NBM’s 25th Anniversary

Posted on July 9th, 2005 at 10:40 am by Sweth

Some people will go to great lengths to have a party, even if it means ignoring five years and making a tenuous connection between barns and architecture.

In 1980, the US Congress established the charter for one of my favorite museums in DC—The National Building Museum, aka the Building Building. Even though the Building Building building itself didn’t open for another 5 years, then, 2005 is technically the museum’s 25th anniversary. To celebrate, NBM is hosting a summer film series exploring the relationship between architecture and film, kicking off with a slew of movies today and tomorrow, and then continuing with live music and movies every Wednesday evening through the end of August.

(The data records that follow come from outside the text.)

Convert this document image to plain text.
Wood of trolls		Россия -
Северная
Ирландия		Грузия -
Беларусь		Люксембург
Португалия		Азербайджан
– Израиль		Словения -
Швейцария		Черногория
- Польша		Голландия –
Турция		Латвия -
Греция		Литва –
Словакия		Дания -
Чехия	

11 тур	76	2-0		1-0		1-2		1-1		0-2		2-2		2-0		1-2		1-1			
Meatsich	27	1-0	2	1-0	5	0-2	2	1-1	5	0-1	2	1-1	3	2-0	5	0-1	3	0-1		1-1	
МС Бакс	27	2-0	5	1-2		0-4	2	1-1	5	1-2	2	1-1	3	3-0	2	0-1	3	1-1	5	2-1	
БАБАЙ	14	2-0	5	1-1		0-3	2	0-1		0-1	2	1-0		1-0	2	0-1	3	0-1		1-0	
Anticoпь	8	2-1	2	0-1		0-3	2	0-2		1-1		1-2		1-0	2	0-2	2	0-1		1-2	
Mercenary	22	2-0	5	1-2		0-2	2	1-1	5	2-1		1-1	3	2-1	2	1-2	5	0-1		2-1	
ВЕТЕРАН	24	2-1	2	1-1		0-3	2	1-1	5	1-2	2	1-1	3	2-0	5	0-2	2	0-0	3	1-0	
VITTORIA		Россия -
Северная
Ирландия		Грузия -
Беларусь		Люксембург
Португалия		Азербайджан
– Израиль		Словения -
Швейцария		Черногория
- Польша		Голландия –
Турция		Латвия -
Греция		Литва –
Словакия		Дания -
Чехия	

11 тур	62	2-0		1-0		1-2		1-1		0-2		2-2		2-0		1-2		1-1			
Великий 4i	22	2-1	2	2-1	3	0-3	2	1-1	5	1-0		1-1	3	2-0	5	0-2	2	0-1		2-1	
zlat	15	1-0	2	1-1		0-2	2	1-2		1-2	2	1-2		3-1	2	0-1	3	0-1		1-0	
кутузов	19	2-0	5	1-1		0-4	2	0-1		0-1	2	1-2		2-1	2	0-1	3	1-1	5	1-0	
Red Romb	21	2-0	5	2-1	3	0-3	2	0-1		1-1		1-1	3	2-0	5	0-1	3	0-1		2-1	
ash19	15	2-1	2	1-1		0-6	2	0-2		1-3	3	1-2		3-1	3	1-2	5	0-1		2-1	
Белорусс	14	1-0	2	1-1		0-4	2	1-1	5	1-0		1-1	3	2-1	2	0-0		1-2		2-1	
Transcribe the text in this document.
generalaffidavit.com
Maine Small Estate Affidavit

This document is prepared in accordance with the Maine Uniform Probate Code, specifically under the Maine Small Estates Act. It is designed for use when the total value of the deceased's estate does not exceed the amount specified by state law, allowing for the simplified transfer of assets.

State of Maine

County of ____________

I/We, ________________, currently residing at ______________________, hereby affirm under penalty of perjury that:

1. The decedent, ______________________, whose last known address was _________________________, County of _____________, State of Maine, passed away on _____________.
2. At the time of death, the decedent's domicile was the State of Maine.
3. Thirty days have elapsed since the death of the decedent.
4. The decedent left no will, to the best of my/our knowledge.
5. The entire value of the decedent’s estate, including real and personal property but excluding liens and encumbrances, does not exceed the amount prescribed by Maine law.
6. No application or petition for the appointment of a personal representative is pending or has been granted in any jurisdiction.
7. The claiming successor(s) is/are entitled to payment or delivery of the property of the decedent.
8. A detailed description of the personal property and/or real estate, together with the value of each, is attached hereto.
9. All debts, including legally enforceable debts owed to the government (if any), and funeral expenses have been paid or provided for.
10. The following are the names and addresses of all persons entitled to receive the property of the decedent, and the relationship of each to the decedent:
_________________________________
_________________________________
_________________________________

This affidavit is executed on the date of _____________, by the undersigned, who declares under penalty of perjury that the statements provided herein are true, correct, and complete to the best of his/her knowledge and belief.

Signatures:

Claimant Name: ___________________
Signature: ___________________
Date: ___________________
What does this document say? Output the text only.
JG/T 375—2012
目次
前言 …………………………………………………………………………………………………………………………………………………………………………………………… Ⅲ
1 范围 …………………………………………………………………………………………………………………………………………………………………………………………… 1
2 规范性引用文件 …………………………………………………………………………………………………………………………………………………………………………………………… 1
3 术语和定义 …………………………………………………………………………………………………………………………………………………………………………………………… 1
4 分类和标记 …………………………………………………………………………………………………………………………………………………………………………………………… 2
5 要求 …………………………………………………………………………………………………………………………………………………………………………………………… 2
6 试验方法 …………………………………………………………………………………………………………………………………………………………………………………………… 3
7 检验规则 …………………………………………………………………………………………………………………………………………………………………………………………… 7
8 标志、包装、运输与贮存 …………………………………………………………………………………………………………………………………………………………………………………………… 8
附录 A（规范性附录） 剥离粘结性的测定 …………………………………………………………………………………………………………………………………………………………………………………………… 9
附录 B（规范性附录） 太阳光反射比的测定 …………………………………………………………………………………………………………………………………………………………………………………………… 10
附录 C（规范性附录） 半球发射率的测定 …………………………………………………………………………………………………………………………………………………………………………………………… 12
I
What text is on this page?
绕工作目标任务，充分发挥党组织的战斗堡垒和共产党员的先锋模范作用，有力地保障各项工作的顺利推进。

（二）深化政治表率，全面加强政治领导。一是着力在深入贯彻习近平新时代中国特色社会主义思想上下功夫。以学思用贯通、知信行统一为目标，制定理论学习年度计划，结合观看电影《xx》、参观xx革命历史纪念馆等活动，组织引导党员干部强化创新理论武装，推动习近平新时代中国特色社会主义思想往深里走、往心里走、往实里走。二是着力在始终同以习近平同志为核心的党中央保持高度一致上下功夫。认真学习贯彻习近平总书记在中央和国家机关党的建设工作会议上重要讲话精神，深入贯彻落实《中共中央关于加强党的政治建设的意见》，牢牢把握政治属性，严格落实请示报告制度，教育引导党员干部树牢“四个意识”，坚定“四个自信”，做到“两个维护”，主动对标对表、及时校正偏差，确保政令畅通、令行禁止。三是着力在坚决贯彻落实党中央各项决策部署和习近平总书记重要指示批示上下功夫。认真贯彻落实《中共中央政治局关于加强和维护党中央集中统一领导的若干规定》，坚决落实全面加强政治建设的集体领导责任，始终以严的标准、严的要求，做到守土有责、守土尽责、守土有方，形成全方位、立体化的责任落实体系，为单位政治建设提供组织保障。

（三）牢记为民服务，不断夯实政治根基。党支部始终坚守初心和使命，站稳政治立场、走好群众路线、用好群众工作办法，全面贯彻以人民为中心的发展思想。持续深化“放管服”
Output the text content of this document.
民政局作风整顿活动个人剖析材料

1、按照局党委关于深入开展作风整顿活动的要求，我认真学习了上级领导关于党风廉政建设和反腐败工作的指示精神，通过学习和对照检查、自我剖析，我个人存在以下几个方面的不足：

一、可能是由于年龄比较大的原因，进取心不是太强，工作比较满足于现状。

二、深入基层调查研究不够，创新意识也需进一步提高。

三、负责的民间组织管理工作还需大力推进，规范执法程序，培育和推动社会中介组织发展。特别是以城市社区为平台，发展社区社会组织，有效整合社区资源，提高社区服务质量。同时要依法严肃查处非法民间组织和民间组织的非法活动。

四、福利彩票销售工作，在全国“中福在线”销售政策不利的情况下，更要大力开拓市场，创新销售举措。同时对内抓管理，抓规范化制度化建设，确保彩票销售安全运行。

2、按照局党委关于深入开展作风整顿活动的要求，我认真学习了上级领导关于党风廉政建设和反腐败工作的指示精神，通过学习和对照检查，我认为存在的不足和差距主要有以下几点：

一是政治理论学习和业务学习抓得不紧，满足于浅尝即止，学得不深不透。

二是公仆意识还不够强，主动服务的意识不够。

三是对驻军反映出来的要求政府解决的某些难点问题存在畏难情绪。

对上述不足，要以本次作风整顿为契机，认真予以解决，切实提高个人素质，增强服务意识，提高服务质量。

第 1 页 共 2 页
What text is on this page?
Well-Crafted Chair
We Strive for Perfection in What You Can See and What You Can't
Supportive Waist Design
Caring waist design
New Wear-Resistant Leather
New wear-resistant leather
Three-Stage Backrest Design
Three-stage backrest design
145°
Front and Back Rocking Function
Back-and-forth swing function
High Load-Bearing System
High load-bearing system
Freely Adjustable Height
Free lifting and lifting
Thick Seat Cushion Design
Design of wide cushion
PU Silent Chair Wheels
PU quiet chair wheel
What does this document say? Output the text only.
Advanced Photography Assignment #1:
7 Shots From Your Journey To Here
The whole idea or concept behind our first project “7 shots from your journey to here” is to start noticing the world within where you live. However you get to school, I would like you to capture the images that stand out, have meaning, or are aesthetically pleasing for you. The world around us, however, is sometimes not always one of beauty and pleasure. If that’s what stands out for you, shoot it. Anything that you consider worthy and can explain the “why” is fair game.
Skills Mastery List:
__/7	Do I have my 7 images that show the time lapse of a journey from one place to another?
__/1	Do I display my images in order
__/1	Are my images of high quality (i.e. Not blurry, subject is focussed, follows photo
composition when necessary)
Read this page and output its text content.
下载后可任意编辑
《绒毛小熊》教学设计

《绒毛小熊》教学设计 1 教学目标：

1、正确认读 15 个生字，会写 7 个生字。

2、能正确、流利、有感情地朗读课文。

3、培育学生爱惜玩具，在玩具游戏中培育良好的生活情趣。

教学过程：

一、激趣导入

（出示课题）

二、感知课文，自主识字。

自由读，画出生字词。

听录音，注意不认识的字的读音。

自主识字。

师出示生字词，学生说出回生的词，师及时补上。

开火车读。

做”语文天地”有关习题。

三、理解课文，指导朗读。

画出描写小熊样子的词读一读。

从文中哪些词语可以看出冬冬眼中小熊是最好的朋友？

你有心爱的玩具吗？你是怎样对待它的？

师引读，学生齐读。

The connection between many of these movies and architecture is tenuous at best (Who Framed Roger Rabbit appears to qualify because it involves an attempt to raze a cartoon city, and Summer Stock is featured because it takes place in a barn), but some of the pairings are inspired—on July 20th, for example, they start off with a documentary about organic farming and how it relates to real estate development, and follow it up with Soylent Green, which proposes a very different solution to the problem of feeding an overpopulated urban community. And unlike the annual Screen on the Green showings that the National Park Service presents on the Mall, these movies don’t require you to camp out in the stifling DC summer heat.